The problem with Krugman’s chart is that he shows absolute job losses. So yes, “[m]anufacturing employment … has fallen more than construction employment,” but that’s because there were more people in manufacturing in the first place.

Let’s construct a more accurate test. Let’s look at the percentage decline in (a) construction employment, (b) durable-goods manufacturing, and (c) nondurable-goods manufacturing. In the Austrian framework, construction would typically be the “highest order” of these, because things like office buildings and houses are very capital-intensive and provide a flow of services for decades. Next in line would be durable-goods manufacturing, while nondurable-goods manufacturing would be the “lowest order” of these three categories. Here’s the chart, showing an index of employment in these three sectors, and covering the same time period as Krugman’s chart:

Figure 2

I submit that the above chart is entirely consistent with the Austrian explanation of business slumps following an unsustainable boom period. Contrary to Krugman’s misleading chart, in percentage terms the construction sector has taken a larger hit than “manufacturing” in general, and construction has been brutalized compared to the mild downturn in nondurable-goods manufacturing.

Moreover — and this is presumably what motivated Kocherlakota’s comments — a naive extrapolation of year-to-date trends suggests that the manufacturing sector has bottomed out and is on the road to recovery. Construction employment, on the other hand, is still falling.

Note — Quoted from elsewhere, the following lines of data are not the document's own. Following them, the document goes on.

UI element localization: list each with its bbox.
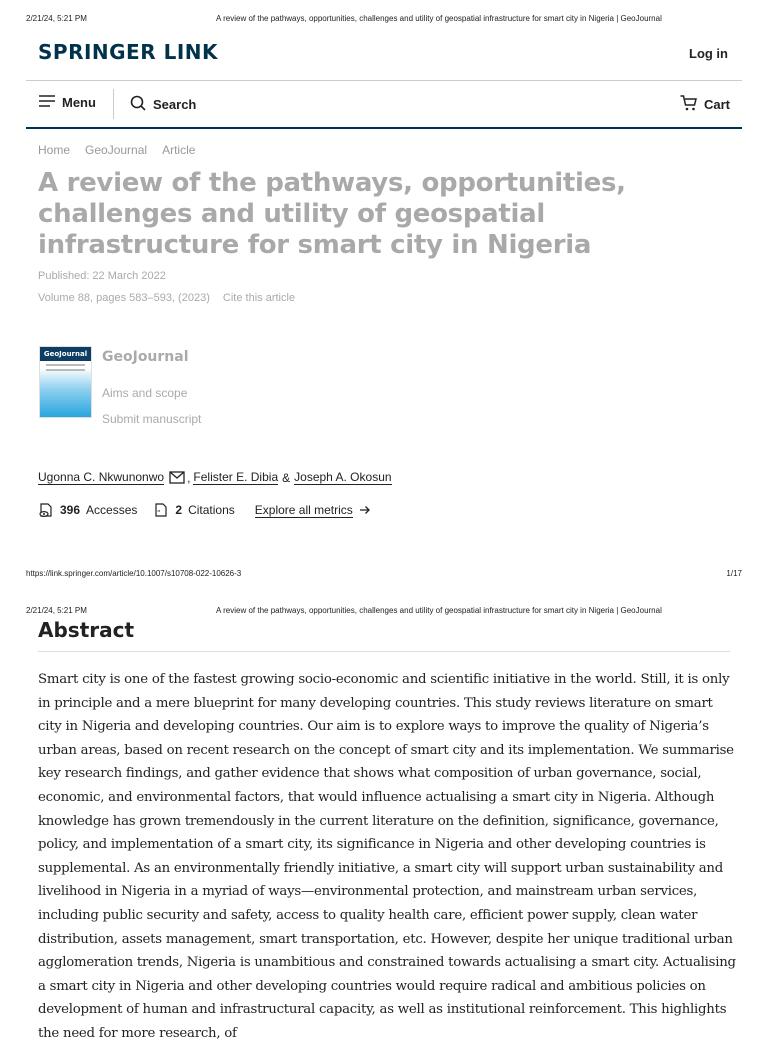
print-datetime: 2/21/24, 5:21 PM xyxy=(26,606,87,615)
author-list xyxy=(38,470,392,485)
login-link[interactable]: Log in xyxy=(689,46,728,61)
cover-title: GeoJournal xyxy=(40,347,91,361)
email-icon[interactable] xyxy=(169,471,185,484)
author-link[interactable]: Joseph A. Okosun xyxy=(294,470,392,484)
abstract-heading: Abstract xyxy=(38,618,135,642)
print-url: https://link.springer.com/article/10.1007/s10708-022-10626-3 xyxy=(26,569,242,578)
accesses-label: Accesses xyxy=(86,503,138,517)
nav-separator xyxy=(113,89,114,119)
print-title: A review of the pathways, opportunities, challenges and utility of geospatial infrastructure for smart city in Nigeria | GeoJournal xyxy=(216,606,662,615)
cover-line xyxy=(46,364,85,366)
search-label: Search xyxy=(153,97,197,112)
accesses-icon xyxy=(38,502,54,518)
author-link[interactable]: Ugonna C. Nkwunonwo xyxy=(38,470,165,484)
author-ampersand: & xyxy=(282,470,291,485)
cart-icon xyxy=(680,95,697,114)
volume-text: Volume 88, pages 583–593, (2023) xyxy=(38,292,210,304)
citations-count: 2 xyxy=(175,503,183,517)
published-text: Published: 22 March 2022 xyxy=(38,270,166,282)
article-title: A review of the pathways, opportunities, challenges and utility of geospatial infrastructure for smart city in Nigeria xyxy=(38,168,626,260)
breadcrumb-home[interactable]: Home xyxy=(38,143,71,157)
search-button[interactable] xyxy=(130,95,196,114)
cover-line xyxy=(46,369,85,371)
print-header xyxy=(26,14,742,23)
springer-link-logo[interactable]: SPRINGER LINK xyxy=(38,40,219,64)
print-header xyxy=(26,606,742,615)
journal-cover-image[interactable] xyxy=(39,346,92,418)
hamburger-icon xyxy=(39,95,55,110)
print-title: A review of the pathways, opportunities, challenges and utility of geospatial infrastructure for smart city in Nigeria | GeoJournal xyxy=(216,14,662,23)
cite-article-link[interactable]: Cite this article xyxy=(222,292,296,304)
print-datetime: 2/21/24, 5:21 PM xyxy=(26,14,87,23)
breadcrumb-article: Article xyxy=(162,143,196,157)
cart-label: Cart xyxy=(703,97,730,112)
accesses-count: 396 xyxy=(60,503,81,517)
cart-button[interactable] xyxy=(680,95,730,114)
search-icon xyxy=(130,95,146,114)
print-page-number: 1/17 xyxy=(726,569,742,578)
explore-metrics-link[interactable]: Explore all metrics xyxy=(254,502,353,517)
print-footer xyxy=(26,569,742,578)
citations-label: Citations xyxy=(188,503,235,517)
abstract-text: Smart city is one of the fastest growing socio-economic and scientific initiative in the world. Still, it is only in principle and a mere blueprint for many developing countries. This study reviews literature on smart city in Nigeria and developing countries. Our aim is to explore ways to improve the quality of Nigeria’s urban areas, based on recent research on the concept of smart city and its implementation. We summarise key research findings, and gather evidence that shows what composition of urban governance, social, economic, and environmental factors, that would influence actualising a smart city in Nigeria. Although knowledge has grown tremendously in the current literature on the definition, significance, governance, policy, and implementation of a smart city, its significance in Nigeria and other developing countries is supplemental. As an environmentally friendly initiative, a smart city will support urban sustainability and livelihood in Nigeria in a myriad of ways—environmental protection, and mainstream urban services, including public security and safety, access to quality health care, efficient power supply, clean water distribution, assets management, smart transportation, etc. However, despite her unique traditional urban agglomeration trends, Nigeria is unambitious and constrained towards actualising a smart city. Actualising a smart city in Nigeria and other developing countries would require radical and ambitious policies on development of human and infrastructural capacity, as well as institutional reinforcement. This highlights the need for more research, of xyxy=(38,672,736,1041)
published-date xyxy=(38,270,166,282)
nav-bar xyxy=(26,81,742,129)
citations-icon xyxy=(153,502,169,518)
author-link[interactable]: Felister E. Dibia xyxy=(193,470,279,484)
svg-text:“: “ xyxy=(157,509,162,517)
arrow-right-icon xyxy=(359,505,371,515)
abstract-divider xyxy=(38,651,730,652)
menu-button[interactable] xyxy=(39,95,96,110)
breadcrumb-journal[interactable]: GeoJournal xyxy=(85,143,148,157)
submit-manuscript-link[interactable]: Submit manuscript xyxy=(102,412,202,426)
volume-info xyxy=(38,292,295,304)
article-metrics xyxy=(38,502,371,518)
journal-name-link[interactable]: GeoJournal xyxy=(102,349,189,365)
author-separator: , xyxy=(187,470,191,485)
menu-label: Menu xyxy=(62,95,96,110)
breadcrumb xyxy=(38,143,195,157)
aims-scope-link[interactable]: Aims and scope xyxy=(102,386,188,400)
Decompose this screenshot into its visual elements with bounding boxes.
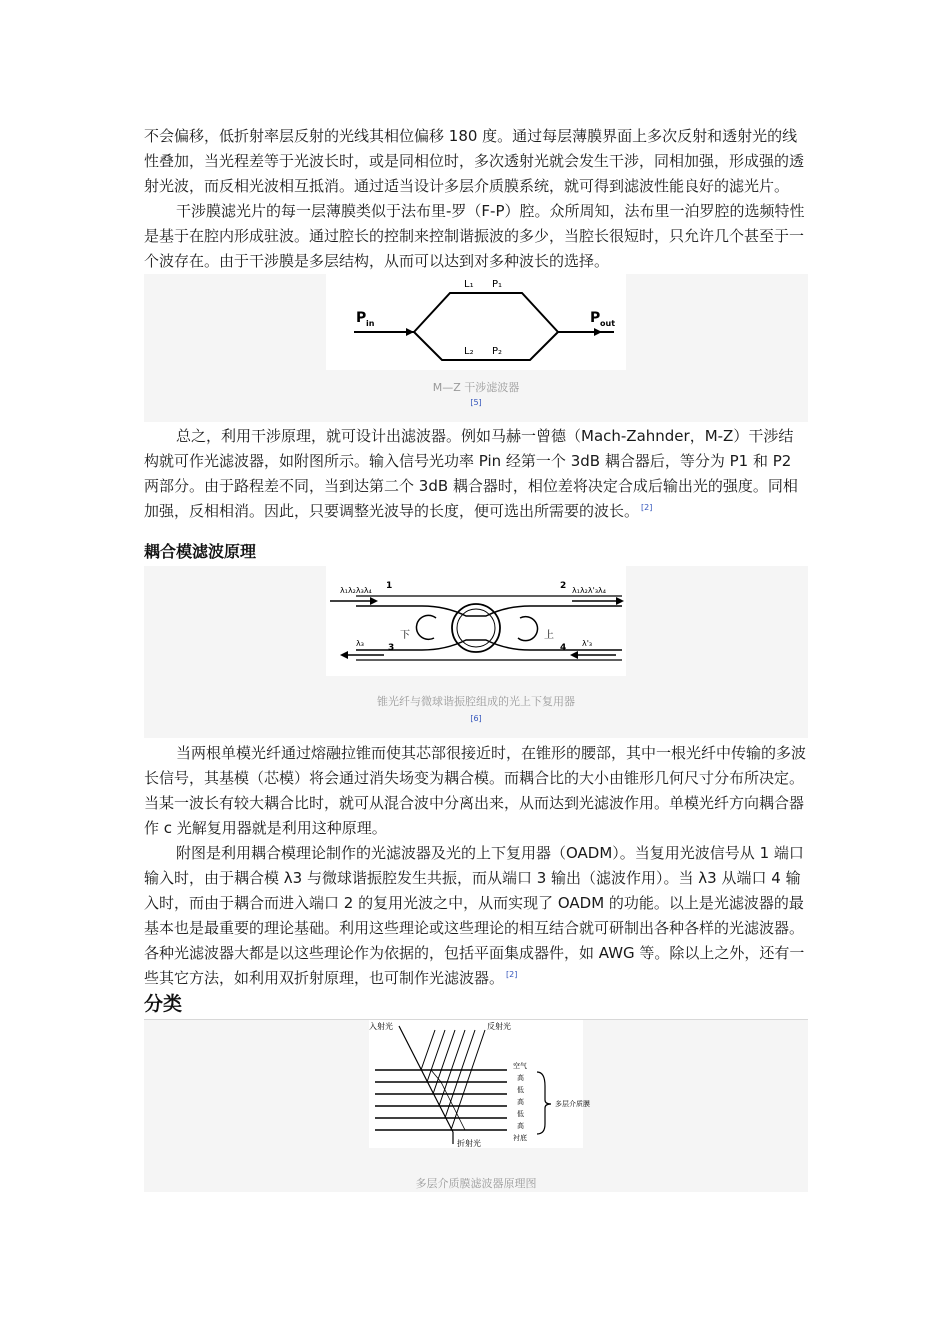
oadm-figure — [144, 566, 808, 738]
multilayer-diagram — [369, 1020, 590, 1148]
port-4-label: 4 — [560, 643, 567, 653]
mz-caption-ref[interactable]: [5] — [470, 398, 482, 407]
paragraph-5-ref[interactable]: [2] — [506, 970, 518, 979]
paragraph-5 — [144, 841, 808, 991]
oadm-in-label: λ₁λ₂λ₃λ₄ — [340, 586, 372, 595]
oadm-out-label: λ₁λ₂λ'₃λ₄ — [572, 586, 606, 595]
layer-3-label: 高 — [517, 1098, 524, 1106]
oadm-caption: 锥光纤与微球谐振腔组成的光上下复用器 — [377, 695, 575, 708]
pin-sub: in — [366, 319, 375, 328]
transmitted-label: 折射光 — [457, 1139, 481, 1148]
oadm-down-label: 下 — [400, 630, 410, 641]
paragraph-5-text: 附图是利用耦合模理论制作的光滤波器及光的上下复用器（OADM）。当复用光波信号从 1 端口输入时，由于耦合模 λ3 与微球谐振腔发生共振，而从端口 3 输出（滤波作用）。当 λ3 从端口 4 输入时，而由于耦合而进入端口 2 的复用光波之中，从而实现了 OADM 的功能。以上是光滤波器的最基本也是最重要的理论基础。利用这些理论或这些理论的相互结合就可研制出各种各样的光滤波器。各种光滤波器大都是以这些理论作为依据的，包括平面集成器件，如 AWG 等。除以上之外，还有一些其它方法，如利用双折射原理，也可制作光滤波器。 — [144, 844, 805, 987]
layer-1-label: 高 — [517, 1074, 524, 1082]
section-heading-coupled-mode: 耦合模滤波原理 — [144, 542, 257, 561]
pout-label: P — [590, 310, 601, 326]
document-page — [144, 124, 808, 1192]
oadm-up-label: 上 — [544, 630, 554, 641]
oadm-add-label: λ'₃ — [582, 639, 593, 648]
substrate-label: 衬底 — [513, 1134, 527, 1142]
paragraph-1: 不会偏移，低折射率层反射的光线其相位偏移 180 度。通过每层薄膜界面上多次反射和透射光的线性叠加，当光程差等于光波长时，或是同相位时，多次透射光就会发生干涉，同相加强，形成强的透射光波，而反相光波相互抵消。通过适当设计多层介质膜系统，就可得到滤波性能良好的滤光片。 — [144, 127, 805, 195]
p1-label: P₁ — [492, 279, 503, 290]
mz-diagram — [326, 274, 626, 370]
mz-figure — [144, 274, 808, 422]
port-2-label: 2 — [560, 581, 567, 591]
mz-caption: M—Z 干涉滤波器 — [432, 381, 520, 394]
port-1-label: 1 — [386, 581, 393, 591]
oadm-drop-label: λ₃ — [356, 639, 364, 648]
layer-2-label: 低 — [517, 1086, 524, 1094]
oadm-diagram — [326, 566, 626, 676]
l2-label: L₂ — [464, 346, 474, 357]
pin-label: P — [356, 310, 367, 326]
stack-label: 多层介质膜 — [555, 1100, 590, 1108]
paragraph-2: 干涉膜滤光片的每一层薄膜类似于法布里-罗（F-P）腔。众所周知，法布里一泊罗腔的选频特性是基于在腔内形成驻波。通过腔长的控制来控制谐振波的多少，当腔长很短时，只允许几个甚至于一个波存在。由于干涉膜是多层结构，从而可以达到对多种波长的选择。 — [144, 202, 805, 270]
multilayer-figure — [144, 1020, 808, 1192]
layer-5-label: 高 — [517, 1122, 524, 1130]
oadm-caption-ref[interactable]: [6] — [470, 714, 482, 723]
l1-label: L₁ — [464, 279, 474, 290]
paragraph-4: 当两根单模光纤通过熔融拉锥而使其芯部很接近时，在锥形的腰部，其中一根光纤中传输的多波长信号，其基模（芯模）将会通过消失场变为耦合模。而耦合比的大小由锥形几何尺寸分布所决定。当某一波长有较大耦合比时，就可从混合波中分离出来，从而达到光滤波作用。单模光纤方向耦合器作 c 光解复用器就是利用这种原理。 — [144, 744, 807, 837]
p2-label: P₂ — [492, 346, 503, 357]
paragraph-3-ref[interactable]: [2] — [641, 503, 653, 512]
pout-sub: out — [600, 319, 616, 328]
incident-label: 入射光 — [369, 1022, 393, 1031]
air-label: 空气 — [513, 1062, 527, 1070]
port-3-label: 3 — [388, 643, 395, 653]
section-heading-classification: 分类 — [144, 993, 183, 1015]
layer-4-label: 低 — [517, 1110, 524, 1118]
paragraph-3-text: 总之，利用干涉原理，就可设计出滤波器。例如马赫一曾德（Mach-Zahnder，M-Z）干涉结构就可作光滤波器，如附图所示。输入信号光功率 Pin 经第一个 3dB 耦合器后，等分为 P1 和 P2 两部分。由于路程差不同，当到达第二个 3dB 耦合器时，相位差将决定合成后输出光的强度。同相加强，反相相消。因此，只要调整光波导的长度，便可选出所需要的波长。 — [144, 427, 798, 520]
reflected-label: 反射光 — [487, 1022, 511, 1031]
paragraph-3 — [144, 424, 808, 524]
multilayer-caption: 多层介质膜滤波器原理图 — [415, 1177, 537, 1190]
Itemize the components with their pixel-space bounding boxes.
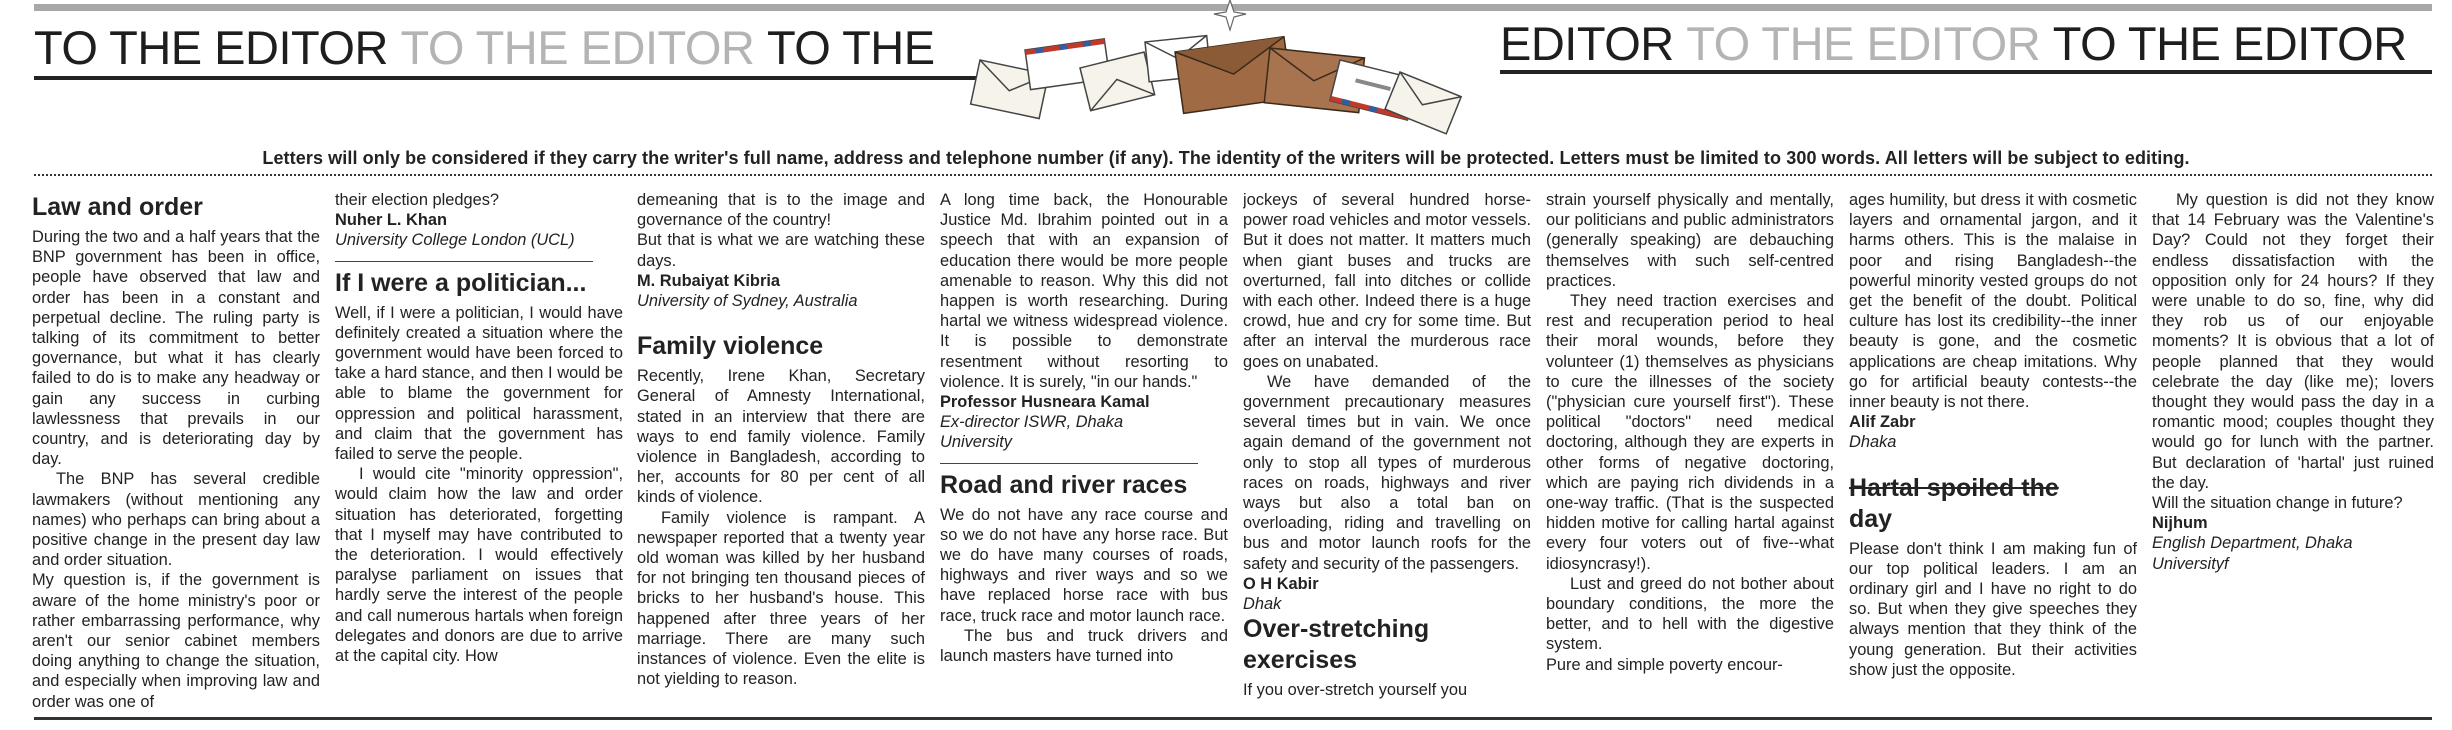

The Austrians can easily interpret the above chart. How does Krugman? If the recession is really just about falling aggregate demand, then why did construction fall so much more than nondurable manufacturing, and why has durable manufacturing risen in 2010 while construction still languishes?


Austrian economists are correctly wary of aping the methods of the natural sciences. In economics, it’s far more important to have a logically coherent theory than a multivariate regression with a “high R-squared.”

Even so, a true theory will be consistent with the empirical evidence.1 As the data on construction and manufacturing employment show, the Austrian story of recessions fits the facts better than the Keynesian explanation.

  • 1It’s true that I “already knew the answer” before writing this article. In other words, I went to the FRED website and plotted the three data series, to make sure my smoking gun graph would actually be a smoking gun. However, after writing the complete article, I decided to truly put Austrian business-cycle theory to the test. I added the series “All Employees: Retail Trade” to my chart. And lo and behold, the Mises-Hayek theory came out with flying colors: The line for retail trade falls entirely above the line for nondurable manufactured goods, and bottomed out slightly before the other lines. (However it slightly dipped again in the last monthly data point.)